If then you have been raised with Christ, seek the things that are above, where Christ is, seated at the right hand of God. Set your minds on things that are above, not on things that are on earth. For you have died, and your life is hidden with Christ in God. When Christ who is your life appears, then you also will appear with him in glory.

There is a specific call of the believer to press into their identity in Christ through seeking the things that are above. We will only seek after what we are sure of. If we are 100% secure in our identity being in Christ then we will always trust and seek the things above. Yet, the reality is that we are broken and sinful. We all have fallen victim to seeking after things that will not satisfy, leaving us empty and broken. I experienced this first hand in my own life story.

For the longest time I have censored my story. I never shared the full weight of the sin-chains that held me down for so long. Honestly, for a while it was because I was terrified of what other people would think. As I have grown in my relationship with Christ I’ve realized that my identity in Christ does not change despite my past. So, I have continued to commit to sharing my journey to a renewed understanding of my identity in Christ and freedom from sin that entangled me for too long; hoping that someone reading this can know that they are not alone and that the fight for their identity is worth it.

I was 14 years old when I was first exposed to pornography and at the age of 15 I started actively pursuing sexual sin. The truth is, desperate humans do desperate things when they don’t feel loved. And no matter how hard I tried to craft my image on the surface, sexual sin was the enticement I always let in. This was the start of my battle with sexual sin and my addiction to pornography. I grew up in the church, knew all the Sunday school answers, and yet I settled for a cheap and fabricated love that left me broken.

For me, sexual struggles began long before any type of sexual activity. My promiscuity and deep soul wounds grew out of a heart that was out of tune. I missed the truth about the identity of the person who stared back at me in the mirror. I failed to see my worth, so I looked for someone or something to assign it to me.

Matthew 6:22-23

“The eye is the lamp of the body. So, if your eye is healthy, your whole body will be full of light, but if your eye is bad, your whole body will be full of darkness. If then the light in you is darkness, how great is the darkness!

We are shaped by what we see. What we choose to watch. And what we consume, mindlessly. Spiritually, our clear view of our identity in Christ is blurred and blinded when our gaze is entertained by cheap and easy things. We are what we see. And if they eye is the lamp of the body, then it is also the gateway for broken and impure things.

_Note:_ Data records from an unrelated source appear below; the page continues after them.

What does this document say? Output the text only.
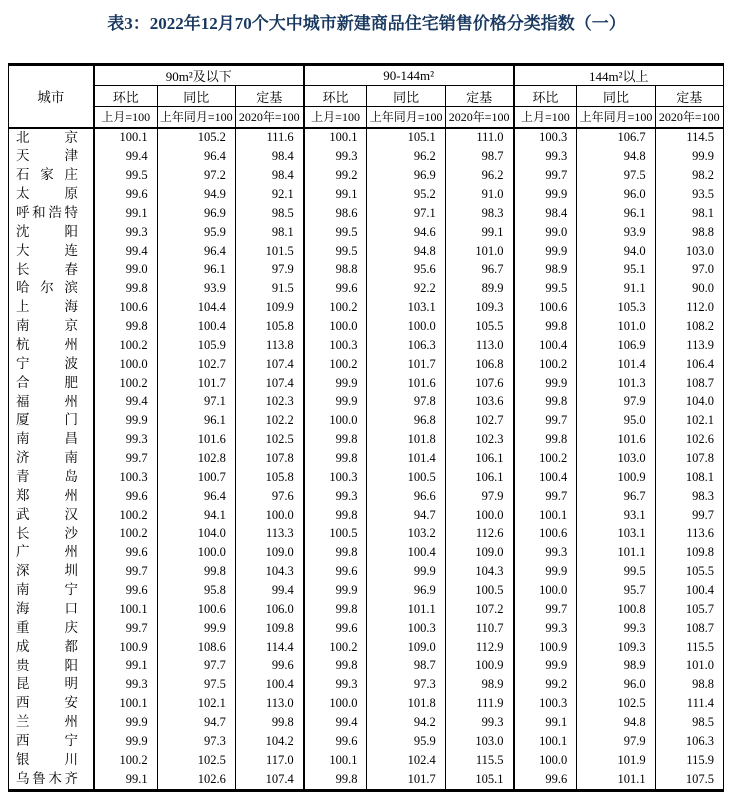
表3：2022年12月70个大中城市新建商品住宅销售价格分类指数（一）
城市	90m²及以下			90-144m²			144m²以上		
	环比	同比	定基	环比	同比	定基	环比	同比	定基
	上月=100	上年同月=100	2020年=100	上月=100	上年同月=100	2020年=100	上月=100	上年同月=100	2020年=100
北京	100.1	105.2	111.6	100.1	105.1	111.0	100.3	106.7	114.5
天津	99.4	96.4	98.4	99.3	96.2	98.7	99.3	94.8	99.9
石家庄	99.5	97.2	98.4	99.2	96.9	96.2	99.7	97.5	98.2
太原	99.6	94.9	92.1	99.1	95.2	91.0	99.9	96.0	93.5
呼和浩特	99.1	96.9	98.5	98.6	97.1	98.3	98.4	96.1	98.1
沈阳	99.3	95.9	98.1	99.5	94.6	99.1	99.0	93.9	98.8
大连	99.4	96.4	101.5	99.5	94.8	101.0	99.9	94.0	103.0
长春	99.0	96.1	97.9	98.8	95.6	96.7	98.9	95.1	97.0
哈尔滨	99.8	93.9	91.5	99.6	92.2	89.9	99.5	91.1	90.0
上海	100.6	104.4	109.9	100.2	103.1	109.3	100.6	105.3	112.0
南京	99.8	100.4	105.8	100.0	100.0	105.5	99.8	101.0	108.2
杭州	100.2	105.9	113.8	100.3	106.3	113.0	100.4	106.9	113.9
宁波	100.0	102.7	107.4	100.2	101.7	106.8	100.2	101.4	106.4
合肥	100.2	101.7	107.4	99.9	101.6	107.6	99.9	101.3	108.7
福州	99.4	97.1	102.3	99.9	97.8	103.6	99.8	97.9	104.0
厦门	99.9	96.1	102.2	100.0	96.8	102.7	99.7	95.0	102.1
南昌	99.3	101.6	102.5	99.8	101.8	102.3	99.8	101.6	102.6
济南	99.7	102.8	107.8	99.8	101.4	106.1	100.2	103.0	107.8
青岛	100.3	100.7	105.8	100.3	100.5	106.1	100.4	100.9	108.1
郑州	99.6	96.4	97.6	99.3	96.6	97.9	99.7	96.7	98.3
武汉	100.2	94.1	100.0	99.8	94.7	100.0	100.1	93.1	99.7
长沙	100.2	104.0	113.3	100.5	103.2	112.6	100.6	103.1	113.6
广州	99.6	100.0	109.0	99.8	100.4	109.0	99.3	101.1	109.8
深圳	99.7	99.8	104.3	99.6	99.9	104.3	99.9	99.5	105.5
南宁	99.6	95.8	99.4	99.9	96.9	100.5	100.0	95.7	100.4
海口	100.1	100.6	106.0	99.8	101.1	107.2	99.7	100.8	105.7
重庆	99.7	99.9	109.8	99.6	100.3	110.7	99.3	99.3	108.7
成都	100.9	108.6	114.4	100.2	109.0	112.9	100.9	109.3	115.5
贵阳	99.1	97.7	99.6	99.8	98.7	100.9	99.9	98.9	101.0
昆明	99.3	97.5	100.4	99.3	97.3	98.9	99.2	96.0	98.8
西安	100.1	102.1	113.0	100.0	101.8	111.9	100.3	102.5	111.4
兰州	99.9	94.7	99.8	99.4	94.2	99.3	99.1	94.8	98.5
西宁	99.9	97.3	104.2	99.6	95.9	103.0	100.1	97.9	106.3
银川	100.2	102.5	117.0	100.1	102.4	115.5	100.0	101.9	115.9
乌鲁木齐	99.1	102.6	107.4	99.8	101.7	105.1	99.6	101.1	107.5
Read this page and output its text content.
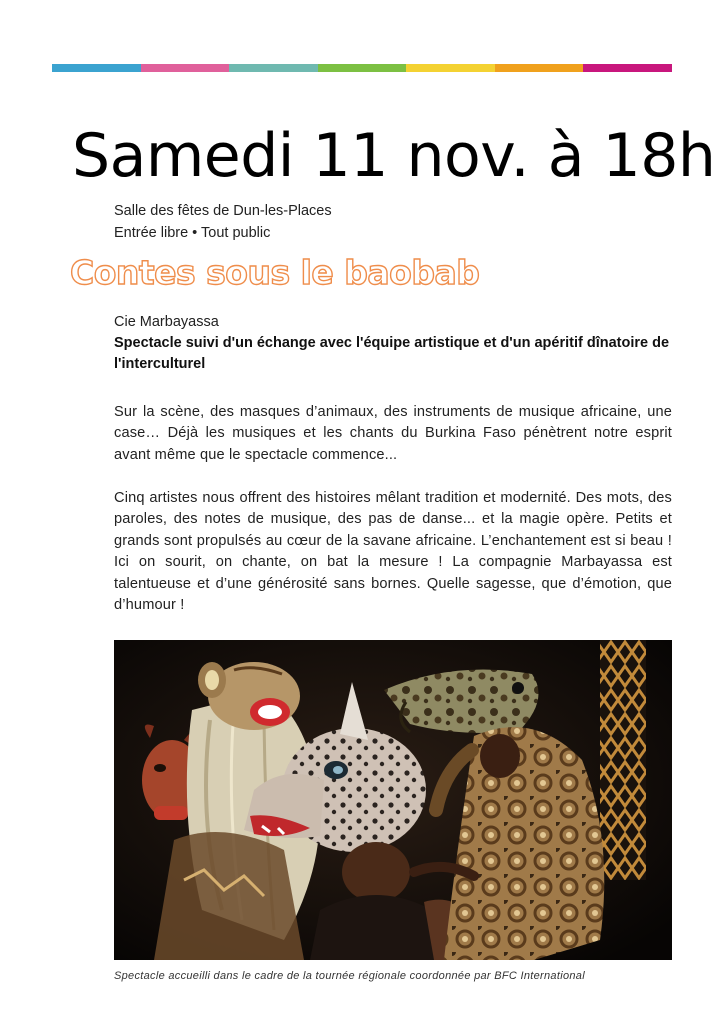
Samedi 11 nov. à 18h
Salle des fêtes de Dun-les-Places
Entrée libre • Tout public
Contes sous le baobab
Cie Marbayassa
Spectacle suivi d'un échange avec l'équipe artistique et d'un apéritif dînatoire de l'interculturel

Sur la scène, des masques d’animaux, des instruments de musique africaine, une case… Déjà les musiques et les chants du Burkina Faso pénètrent notre esprit avant même que le spectacle commence...

Cinq artistes nous offrent des histoires mêlant tradition et modernité. Des mots, des paroles, des notes de musique, des pas de danse... et la magie opère. Petits et grands sont propulsés au cœur de la savane africaine. L’enchantement est si beau ! Ici on sourit, on chante, on bat la mesure ! La compagnie Marbayassa est talentueuse et d’une générosité sans bornes. Quelle sagesse, que d’émotion, que d’humour !

Spectacle accueilli dans le cadre de la tournée régionale coordonnée par BFC International
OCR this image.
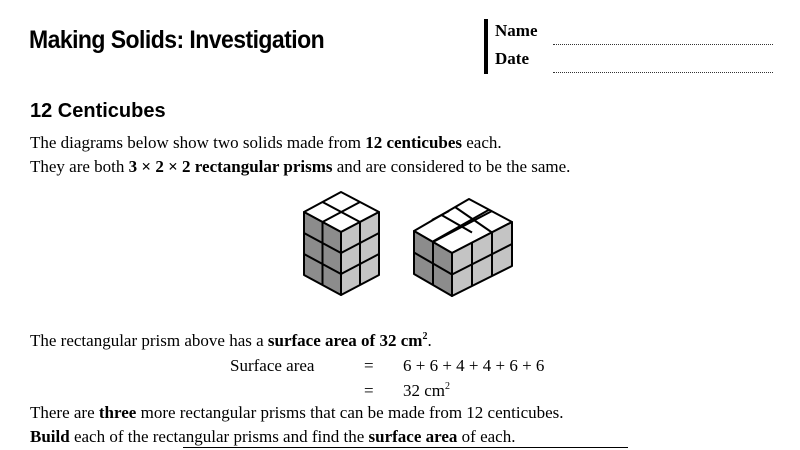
Making Solids: Investigation	Name
Date
12 Centicubes
The diagrams below show two solids made from 12 centicubes each.
They are both 3 × 2 × 2 rectangular prisms and are considered to be the same.
The rectangular prism above has a surface area of 32 $cm^2$.
Surface area	= 6 + 6 + 4 + 4 + 6 + 6
= 32 $cm^2$
There are three more rectangular prisms that can be made from 12 centicubes.
Build each of the rectangular prisms and find the surface area of each.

The first step to healing was admitting I had a problem. That was the hardest part. Everything was in the dark. I had to come to the reality that God couldn’t heal what I didn’t give him access to. I genuinely believed I was the only Christian woman living with this struggle. We are foolish to think that this issue only happens outside of the church. We are afraid to boast in our weaknesses and point to the power of the cross, so instead we stay silent and leave far too many hurting hearts feeling like they are the only ones weak enough to give in to these broken things. In failing to talk about the issue we doubly fail to talk about the power the Holy Spirit possesses to purify our eyes, reclaim our hearts, and break our chains of bondage.

My breakthrough from this sin was a process filled with hard conversations, months of counseling, and discovering for myself what the bible says about my identity in Christ. It was worth every second. I am living proof of the power of the Holy Spirit to break the chains of addiction and false identity. My tattoo is a daily reminder of that. A daily reminder that I have been raised with Christ. A daily reminder that I am His beloved and that identity will never leave.

Psalm 34:4-7

I prayed to the Lord, and He answered me.

He freed me from all my fears.

Those who look to Him for help will be radiant with joy;

no shadow of shame will darken their faces.

In desperation I prayed, and the Lord listened;

He saved me from all my troubles.

For the angel of the Lord is a guard;

he surrounds and defends all who fear him.